The Excise Department is poised to cut taxes to encourage setting up electric vehicle (EV) battery plants in Thailand, says a source familiar with the issue.
The 8% excise tax imposed on batteries is likely to be slashed to support domestic EV battery production, but it’s too early to tell how big the tax cut will be because battery production costs and processes must be taken into account, the source said.
The department must consider whether the EV battery cell or module is imported for domestic assembly.
The source said batteries already installed in cars, under normal practice, are exempt from excise tax, as they are charged based on the car’s value, which would also apply to EVs.
The cabinet last week approved eliminating the excise tax for full EVs from Jan 1, 2020 to Dec 31, 2022, aiming to speed up manufacturing and reduce emissions.
The tax manoeuvre is meant to encourage 13 EV manufacturers who won promotional privileges from the Board of Investment (BoI) to bring forward EV launches from three years after being granted the tax privilege. The waiver will only be offered to projects that won promotional privileges from the BoI.
The excise tax for promoted full EV projects is 2%. Investment projects that do not win BoI incentives are subject to an excise tax of 8% for full EVs.
Three brands currently make EVs locally.
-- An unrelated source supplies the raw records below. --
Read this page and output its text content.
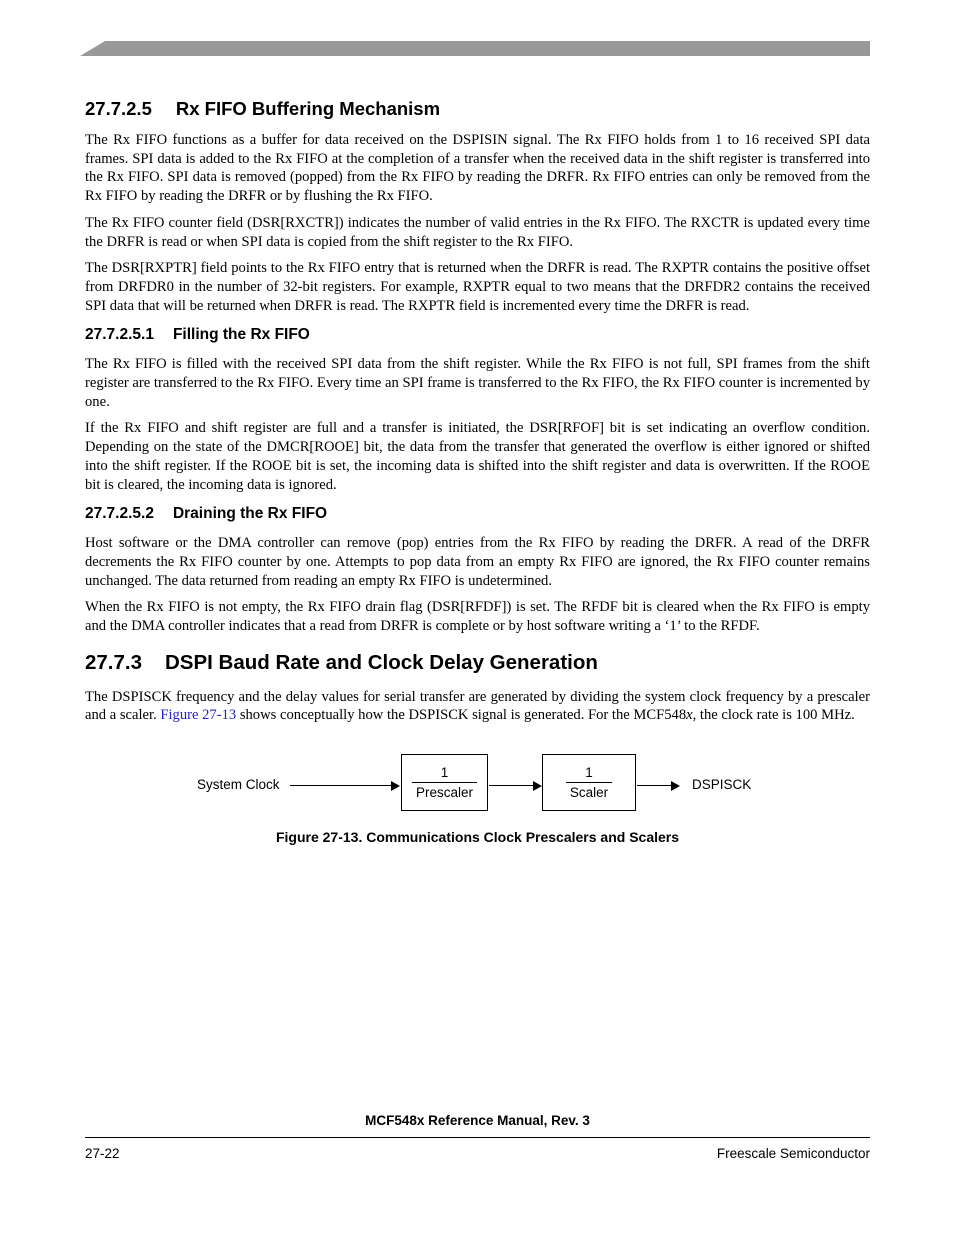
27.7.2.5 Rx FIFO Buffering Mechanism

The Rx FIFO functions as a buffer for data received on the DSPISIN signal. The Rx FIFO holds from 1 to 16 received SPI data frames. SPI data is added to the Rx FIFO at the completion of a transfer when the received data in the shift register is transferred into the Rx FIFO. SPI data is removed (popped) from the Rx FIFO by reading the DRFR. Rx FIFO entries can only be removed from the Rx FIFO by reading the DRFR or by flushing the Rx FIFO.

The Rx FIFO counter field (DSR[RXCTR]) indicates the number of valid entries in the Rx FIFO. The RXCTR is updated every time the DRFR is read or when SPI data is copied from the shift register to the Rx FIFO.

The DSR[RXPTR] field points to the Rx FIFO entry that is returned when the DRFR is read. The RXPTR contains the positive offset from DRFDR0 in the number of 32-bit registers. For example, RXPTR equal to two means that the DRFDR2 contains the received SPI data that will be returned when DRFR is read. The RXPTR field is incremented every time the DRFR is read.

27.7.2.5.1 Filling the Rx FIFO

The Rx FIFO is filled with the received SPI data from the shift register. While the Rx FIFO is not full, SPI frames from the shift register are transferred to the Rx FIFO. Every time an SPI frame is transferred to the Rx FIFO, the Rx FIFO counter is incremented by one.

If the Rx FIFO and shift register are full and a transfer is initiated, the DSR[RFOF] bit is set indicating an overflow condition. Depending on the state of the DMCR[ROOE] bit, the data from the transfer that generated the overflow is either ignored or shifted into the shift register. If the ROOE bit is set, the incoming data is shifted into the shift register and data is overwritten. If the ROOE bit is cleared, the incoming data is ignored.

27.7.2.5.2 Draining the Rx FIFO

Host software or the DMA controller can remove (pop) entries from the Rx FIFO by reading the DRFR. A read of the DRFR decrements the Rx FIFO counter by one. Attempts to pop data from an empty Rx FIFO are ignored, the Rx FIFO counter remains unchanged. The data returned from reading an empty Rx FIFO is undetermined.

When the Rx FIFO is not empty, the Rx FIFO drain flag (DSR[RFDF]) is set. The RFDF bit is cleared when the Rx FIFO is empty and the DMA controller indicates that a read from DRFR is complete or by host software writing a ‘1’ to the RFDF.

27.7.3 DSPI Baud Rate and Clock Delay Generation

The DSPISCK frequency and the delay values for serial transfer are generated by dividing the system clock frequency by a prescaler and a scaler. Figure 27-13 shows conceptually how the DSPISCK signal is generated. For the MCF548x, the clock rate is 100 MHz.

System Clock	$\frac{1}{\text{Prescaler}}$	$\frac{1}{\text{Scaler}}$	DSPISCK
Figure 27-13. Communications Clock Prescalers and Scalers
MCF548x Reference Manual, Rev. 3
27-22	Freescale Semiconductor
FOMM is selling EVs at 600,000-700,000 baht each, BYD’s EVs are priced at about 1 million baht, and Nissan’s Leaf has a price tag of 1.9 million baht.
EVs are one of the government’s 12 targeted industries identified as new engines of economic growth under the S-curve policy.
The source said tax is not the most crucial issue in pushing domestic production of EVs; the objective hinges on several factors, including charger stations, EV battery price, driving range, used EV prices and future electricity supply once EVs gain popularity.